Built in 1965 in the midst of an experimental building explosion by a handful of local architects (namely Gin Wong's LAX Theme structure in 1961, John Lautner's Sheats/Goldstein house in 1962, Welton Becket's Cinerama Dome in 1963, and Irving Shapiro's Columbia Savings bank in 1965, to name a few), 7655 Sunset maybe tried to play along with the bold formal gestures, colors and artful engineering of its peers by offering an overly obvious asymmetry and swoopy, scale-less plain stucco skin that burrito-wraps the theater. The fused-on, straight-laced, other half of the building fills out the lot to the corner of Stanley Avenue.

The “Harmony Gold” building is actually a multi-purpose complex that houses offices for the distribution and production wing of Harmony Gold's movie, TV and animation business (they are the sole license holder of the 80s Robotech anime franchise and all its spinoffs, and co-produced the epic Shaka Zulu TV mini series circa 1986), offices for the strangely, and seemingly un-related property management side of the Harmony business, offices for lease for anybody else, and a state of the art, 350-seat theater for DGA & SAG screening, plus adjoining spaces for private events. All of it sits on top of a subterranean, structured parking lot.

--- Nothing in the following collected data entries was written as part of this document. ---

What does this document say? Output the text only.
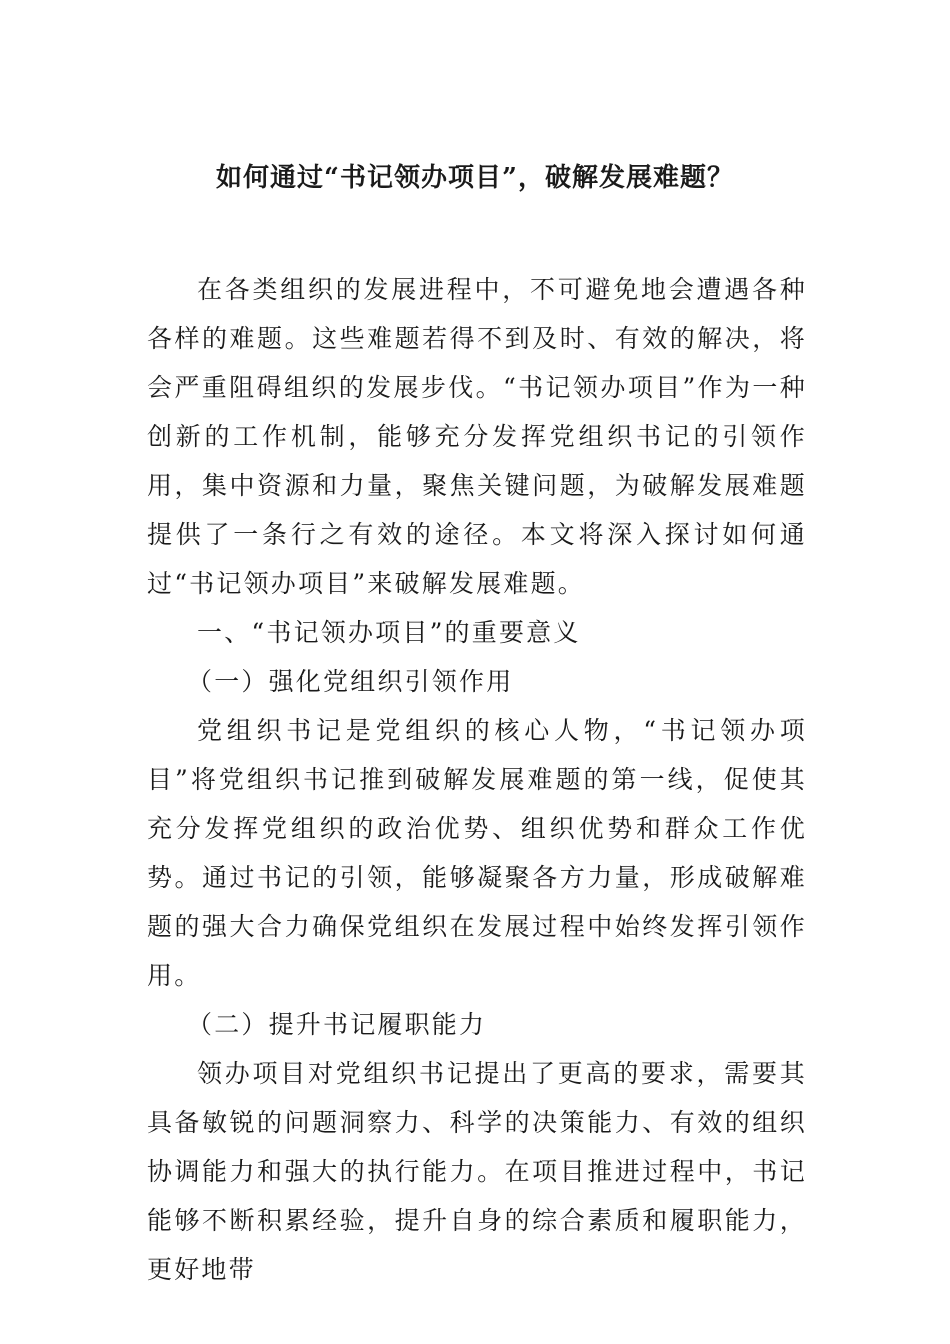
如何通过“书记领办项目”，破解发展难题？

在各类组织的发展进程中，不可避免地会遭遇各种各样的难题。这些难题若得不到及时、有效的解决，将会严重阻碍组织的发展步伐。“书记领办项目”作为一种创新的工作机制，能够充分发挥党组织书记的引领作用，集中资源和力量，聚焦关键问题，为破解发展难题提供了一条行之有效的途径。本文将深入探讨如何通过“书记领办项目”来破解发展难题。

一、“书记领办项目”的重要意义

（一）强化党组织引领作用

党组织书记是党组织的核心人物，“书记领办项目”将党组织书记推到破解发展难题的第一线，促使其充分发挥党组织的政治优势、组织优势和群众工作优势。通过书记的引领，能够凝聚各方力量，形成破解难题的强大合力确保党组织在发展过程中始终发挥引领作用。

（二）提升书记履职能力

领办项目对党组织书记提出了更高的要求，需要其具备敏锐的问题洞察力、科学的决策能力、有效的组织协调能力和强大的执行能力。在项目推进过程中，书记能够不断积累经验，提升自身的综合素质和履职能力，更好地带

As for the heavy-topped, toupé-shaped theater block on the left side that recalls Donald Trump's cast-in-place coiffure, we get it — they show movies inside and windows don't work in a screening space. But take Westwood's now-demolished National theater (built in 1970) for a better example of a successful design in a similarly functioning space. Yes, from a certain angle the beloved National looked like a brown stucco-blob eating a window facade, but the place opened itself up to the street so drivers and pedestrians on Gayley and Lindbrook could look up into the upper and lower lobbies at all the movie goers mulling around inside. Kind of like an ant farm. The National really accentuated its corner location and turned itself into a public show. Despite its primo location, 7655 Sunset gives nothing back to the street. Instead, Harmony Gold's 30-foot-tall stucco smear going right straight down the front face of the building just sits there like a giant zipper on a pants-suit, gingerly holding the whole ensemble together.